We have completed our strategic plan. And we do have as one of our “down the road” plans to have our own theater and create our own productions, bring in young artists, and to have a gallery of new thinkers. Not only just writers, but set designers and costume designers and lighting technicians and crew members.

LaChanze Stars in a Play That Waited 66 Years for Its Broadway Moment

Looking at your website, you do workshops not only on acting and auditions, but on the actual business side of the business. Do enough younger people who are just getting into the profession have adequate access to information on how the industry actually works?
No. And that’s another reason why we formed Black Theatre United, because there is no rulebook for theater. There are so many musical theater programs in universities, and they teach these young artists how to be great artists, how to be great performers, but they don’t teach them that this is a business.

It’s not just how good you are. It’s learning about money, learning how to save your money, learning what to ask for, knowing your value, knowing percentages. There’s this whole notion that’s been around for years, that we shouldn’t talk numbers. I’m completely against that. One of the things we should do is share numbers so that we will all know what we’re worth and what the value is.

So that one person that could be making five grand is only being told that they’re worth one grand. You take the job because you’re so excited to have a job, but you’re undervaluing yourself. Whereas a White counterpart may be making five grand from the beginning.

I saw you back in 1990 in Once on This Island. If we were going to speak five years from now, will there still be a Broadway? What do you think it’s going to look like?
Oh, definitely. I think it will be a Broadway that is the most inclusive representation of where we are today. When I first got started in the business, my heroes were Stephen Sondheim, Gershwin, Rodgers and Hammerstein. These were the artists that I had been studying. I think the generations ahead of us are going to be studying Lin-Manuel Miranda. They’re going to be studying Lynn Nottage. They’ll be studying Jeremy O. Harris, studying artists that are making statements today that the younger generations will grow and thrive off of.

Why does Broadway matter? Whenever there are dark times in New York, after 9/11—which touched so many people, and I know touched you personally—after the economic downturn, and now with the pandemic, there’s always this “Broadway’s back, we’re going back to the theater!” Why is convening in a live space watching live performance so important?
Because the exchange that live performers have with a live audience is visceral. It reminds us of why we’re alive. There’s nothing like sitting in a theater and having incredible performers in front of you, performing at the height of their talent and having that intrinsic exchange with the audience. It reminds us that we’re human beings and that we all can connect. Even in this room with maybe a thousand people, we’re all emotionally connecting and sharing this space with this incredible story that’s being told, which is reflecting our lives.
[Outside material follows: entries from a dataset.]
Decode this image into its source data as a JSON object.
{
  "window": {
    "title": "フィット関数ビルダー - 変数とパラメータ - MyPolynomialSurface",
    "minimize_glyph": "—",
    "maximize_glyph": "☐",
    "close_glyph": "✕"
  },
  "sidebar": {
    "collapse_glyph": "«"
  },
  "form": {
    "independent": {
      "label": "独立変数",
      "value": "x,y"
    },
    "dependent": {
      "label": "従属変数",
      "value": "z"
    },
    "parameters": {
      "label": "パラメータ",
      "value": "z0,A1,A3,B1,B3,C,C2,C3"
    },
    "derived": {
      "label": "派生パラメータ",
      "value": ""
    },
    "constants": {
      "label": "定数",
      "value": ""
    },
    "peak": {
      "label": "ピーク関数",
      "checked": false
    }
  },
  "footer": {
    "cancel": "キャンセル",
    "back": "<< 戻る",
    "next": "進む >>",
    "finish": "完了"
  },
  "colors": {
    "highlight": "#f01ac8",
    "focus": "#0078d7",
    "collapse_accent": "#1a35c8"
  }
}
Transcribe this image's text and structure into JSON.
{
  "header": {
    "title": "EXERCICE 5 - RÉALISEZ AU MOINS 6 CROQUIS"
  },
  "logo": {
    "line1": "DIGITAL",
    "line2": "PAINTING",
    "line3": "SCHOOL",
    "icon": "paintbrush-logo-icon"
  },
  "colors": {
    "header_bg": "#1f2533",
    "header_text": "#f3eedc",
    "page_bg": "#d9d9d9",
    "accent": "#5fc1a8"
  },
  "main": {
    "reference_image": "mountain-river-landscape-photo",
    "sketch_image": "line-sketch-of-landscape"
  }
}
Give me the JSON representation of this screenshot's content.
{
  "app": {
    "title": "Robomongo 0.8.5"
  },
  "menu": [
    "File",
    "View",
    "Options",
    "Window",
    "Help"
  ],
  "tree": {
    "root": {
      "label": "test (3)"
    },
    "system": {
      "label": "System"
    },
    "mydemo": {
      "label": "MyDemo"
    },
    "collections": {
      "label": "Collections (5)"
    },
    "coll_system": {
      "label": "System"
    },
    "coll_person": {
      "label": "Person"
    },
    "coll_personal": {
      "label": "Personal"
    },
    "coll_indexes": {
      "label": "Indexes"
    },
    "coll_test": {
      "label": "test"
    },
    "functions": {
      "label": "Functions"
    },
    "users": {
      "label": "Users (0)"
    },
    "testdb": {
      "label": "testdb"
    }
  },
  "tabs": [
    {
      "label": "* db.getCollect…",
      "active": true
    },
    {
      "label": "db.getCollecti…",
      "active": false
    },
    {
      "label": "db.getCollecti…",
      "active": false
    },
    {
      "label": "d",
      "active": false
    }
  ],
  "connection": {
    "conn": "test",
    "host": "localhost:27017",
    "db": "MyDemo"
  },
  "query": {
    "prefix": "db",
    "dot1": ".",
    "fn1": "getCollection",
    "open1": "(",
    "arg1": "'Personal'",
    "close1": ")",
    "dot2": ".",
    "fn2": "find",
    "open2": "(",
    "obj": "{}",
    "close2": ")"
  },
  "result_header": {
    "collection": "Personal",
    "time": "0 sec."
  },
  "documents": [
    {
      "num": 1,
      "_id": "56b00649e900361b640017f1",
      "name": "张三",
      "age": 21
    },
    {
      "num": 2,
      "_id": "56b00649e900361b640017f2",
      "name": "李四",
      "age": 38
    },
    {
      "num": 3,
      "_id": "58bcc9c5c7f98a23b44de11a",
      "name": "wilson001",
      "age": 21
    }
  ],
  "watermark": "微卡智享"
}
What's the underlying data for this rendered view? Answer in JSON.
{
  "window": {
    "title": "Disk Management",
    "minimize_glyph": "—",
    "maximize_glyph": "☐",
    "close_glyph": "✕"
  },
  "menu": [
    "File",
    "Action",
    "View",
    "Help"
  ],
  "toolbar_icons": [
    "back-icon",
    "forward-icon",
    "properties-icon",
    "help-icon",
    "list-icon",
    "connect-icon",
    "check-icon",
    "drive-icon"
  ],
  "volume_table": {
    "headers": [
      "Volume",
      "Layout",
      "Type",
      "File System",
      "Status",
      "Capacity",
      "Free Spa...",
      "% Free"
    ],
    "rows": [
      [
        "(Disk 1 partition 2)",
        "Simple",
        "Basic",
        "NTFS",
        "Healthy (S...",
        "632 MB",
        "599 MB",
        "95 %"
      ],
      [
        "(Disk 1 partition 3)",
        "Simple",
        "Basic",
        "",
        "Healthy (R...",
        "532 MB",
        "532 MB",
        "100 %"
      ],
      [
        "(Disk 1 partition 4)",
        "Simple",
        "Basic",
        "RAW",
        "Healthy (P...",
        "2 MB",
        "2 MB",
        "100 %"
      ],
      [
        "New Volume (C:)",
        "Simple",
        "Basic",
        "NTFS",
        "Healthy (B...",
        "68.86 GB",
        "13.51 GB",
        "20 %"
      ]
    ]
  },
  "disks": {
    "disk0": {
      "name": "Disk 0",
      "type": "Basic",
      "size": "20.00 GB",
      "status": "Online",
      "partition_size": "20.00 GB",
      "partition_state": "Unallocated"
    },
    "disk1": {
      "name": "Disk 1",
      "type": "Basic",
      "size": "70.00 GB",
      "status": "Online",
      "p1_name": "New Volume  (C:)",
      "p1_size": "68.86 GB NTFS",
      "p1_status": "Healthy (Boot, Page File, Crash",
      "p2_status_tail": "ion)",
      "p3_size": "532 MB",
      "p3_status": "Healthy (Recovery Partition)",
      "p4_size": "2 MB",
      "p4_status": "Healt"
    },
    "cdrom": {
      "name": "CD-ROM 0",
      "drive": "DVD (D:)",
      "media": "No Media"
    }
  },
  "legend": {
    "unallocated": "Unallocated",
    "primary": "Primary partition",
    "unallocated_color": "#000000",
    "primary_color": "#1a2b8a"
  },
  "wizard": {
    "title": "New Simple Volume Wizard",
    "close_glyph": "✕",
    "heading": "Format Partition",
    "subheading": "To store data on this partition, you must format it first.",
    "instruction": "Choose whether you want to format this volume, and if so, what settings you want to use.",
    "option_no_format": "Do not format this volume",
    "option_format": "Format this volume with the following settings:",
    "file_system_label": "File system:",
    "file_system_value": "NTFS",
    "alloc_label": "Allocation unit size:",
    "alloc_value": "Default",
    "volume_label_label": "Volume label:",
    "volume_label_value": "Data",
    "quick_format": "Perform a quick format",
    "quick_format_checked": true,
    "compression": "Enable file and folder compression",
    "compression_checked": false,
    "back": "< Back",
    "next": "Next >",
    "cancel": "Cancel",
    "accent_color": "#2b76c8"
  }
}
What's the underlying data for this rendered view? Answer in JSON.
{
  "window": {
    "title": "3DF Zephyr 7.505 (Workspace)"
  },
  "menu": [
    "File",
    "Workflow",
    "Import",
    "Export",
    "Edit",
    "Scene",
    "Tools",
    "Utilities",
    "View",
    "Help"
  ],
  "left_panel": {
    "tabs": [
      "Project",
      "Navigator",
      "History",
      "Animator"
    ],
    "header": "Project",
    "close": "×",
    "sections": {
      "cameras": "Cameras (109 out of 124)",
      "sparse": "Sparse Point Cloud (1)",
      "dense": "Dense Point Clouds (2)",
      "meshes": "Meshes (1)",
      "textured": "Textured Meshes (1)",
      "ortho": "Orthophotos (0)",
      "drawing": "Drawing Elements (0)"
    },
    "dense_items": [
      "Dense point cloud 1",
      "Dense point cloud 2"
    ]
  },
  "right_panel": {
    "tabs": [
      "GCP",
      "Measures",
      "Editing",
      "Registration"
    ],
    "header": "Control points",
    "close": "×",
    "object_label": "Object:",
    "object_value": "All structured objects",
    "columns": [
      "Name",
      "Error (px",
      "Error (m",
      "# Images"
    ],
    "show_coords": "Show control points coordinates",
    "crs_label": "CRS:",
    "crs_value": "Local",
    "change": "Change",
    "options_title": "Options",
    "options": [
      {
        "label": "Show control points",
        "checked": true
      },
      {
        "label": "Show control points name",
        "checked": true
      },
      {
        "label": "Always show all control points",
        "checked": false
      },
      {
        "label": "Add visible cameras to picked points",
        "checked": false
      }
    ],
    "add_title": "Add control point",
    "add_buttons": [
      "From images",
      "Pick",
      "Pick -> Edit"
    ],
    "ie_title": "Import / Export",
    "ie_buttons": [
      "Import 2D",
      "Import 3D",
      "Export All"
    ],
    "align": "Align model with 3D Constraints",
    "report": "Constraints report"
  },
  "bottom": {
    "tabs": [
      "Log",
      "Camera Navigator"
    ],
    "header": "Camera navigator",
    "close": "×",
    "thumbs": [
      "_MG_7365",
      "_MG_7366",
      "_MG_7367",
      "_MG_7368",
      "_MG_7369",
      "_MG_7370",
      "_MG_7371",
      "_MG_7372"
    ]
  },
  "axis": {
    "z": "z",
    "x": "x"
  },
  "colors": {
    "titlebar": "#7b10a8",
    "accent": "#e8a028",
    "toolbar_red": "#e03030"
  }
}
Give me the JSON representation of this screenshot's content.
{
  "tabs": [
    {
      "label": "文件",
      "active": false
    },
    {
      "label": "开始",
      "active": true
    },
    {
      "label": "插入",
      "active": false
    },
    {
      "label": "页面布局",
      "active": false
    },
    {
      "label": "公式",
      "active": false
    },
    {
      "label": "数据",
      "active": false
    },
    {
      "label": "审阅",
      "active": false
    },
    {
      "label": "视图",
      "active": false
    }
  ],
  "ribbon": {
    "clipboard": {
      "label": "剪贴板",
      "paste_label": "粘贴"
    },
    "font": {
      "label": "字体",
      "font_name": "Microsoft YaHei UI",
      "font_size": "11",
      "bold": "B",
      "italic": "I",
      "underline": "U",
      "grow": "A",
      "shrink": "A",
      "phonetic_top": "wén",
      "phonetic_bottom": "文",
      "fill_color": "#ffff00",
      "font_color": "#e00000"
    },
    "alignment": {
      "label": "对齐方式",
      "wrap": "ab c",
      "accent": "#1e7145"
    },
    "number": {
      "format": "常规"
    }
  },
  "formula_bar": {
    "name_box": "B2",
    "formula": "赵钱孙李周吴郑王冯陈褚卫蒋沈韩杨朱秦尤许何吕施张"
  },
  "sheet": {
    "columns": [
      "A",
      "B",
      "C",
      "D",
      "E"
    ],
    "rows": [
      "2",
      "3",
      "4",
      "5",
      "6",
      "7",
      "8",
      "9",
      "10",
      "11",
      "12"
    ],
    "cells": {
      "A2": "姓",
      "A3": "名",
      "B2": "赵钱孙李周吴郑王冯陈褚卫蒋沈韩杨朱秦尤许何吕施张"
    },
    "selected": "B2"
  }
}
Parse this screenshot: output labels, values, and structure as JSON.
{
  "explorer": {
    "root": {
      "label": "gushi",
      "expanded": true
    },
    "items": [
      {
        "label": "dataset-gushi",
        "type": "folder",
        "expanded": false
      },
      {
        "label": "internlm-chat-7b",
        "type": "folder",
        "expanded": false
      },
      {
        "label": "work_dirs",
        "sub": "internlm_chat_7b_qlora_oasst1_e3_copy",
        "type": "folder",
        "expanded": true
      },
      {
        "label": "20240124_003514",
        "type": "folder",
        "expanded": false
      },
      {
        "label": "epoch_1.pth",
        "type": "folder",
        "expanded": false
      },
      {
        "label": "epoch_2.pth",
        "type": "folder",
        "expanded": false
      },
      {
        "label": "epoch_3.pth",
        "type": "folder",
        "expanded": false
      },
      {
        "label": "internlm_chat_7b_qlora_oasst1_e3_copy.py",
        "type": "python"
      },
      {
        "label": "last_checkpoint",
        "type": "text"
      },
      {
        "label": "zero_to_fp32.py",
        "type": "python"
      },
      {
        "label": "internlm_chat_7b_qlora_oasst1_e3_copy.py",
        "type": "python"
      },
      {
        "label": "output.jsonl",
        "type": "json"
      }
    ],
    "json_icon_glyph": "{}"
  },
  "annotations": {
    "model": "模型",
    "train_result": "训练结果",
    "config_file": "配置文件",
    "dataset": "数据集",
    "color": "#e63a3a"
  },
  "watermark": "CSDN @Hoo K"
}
And when it’s not there, there’s such a loss. There’s such a feeling of emptiness. We need theater. We’ve always needed stories, even way back in the early days of Africa where theater got started, when people would sit around in a circle and have people stand in the front and act out experiences. We’ve always needed stories, and the spectacle of it today on Broadway is something that we can really use right now, especially after a year of being in lockdown.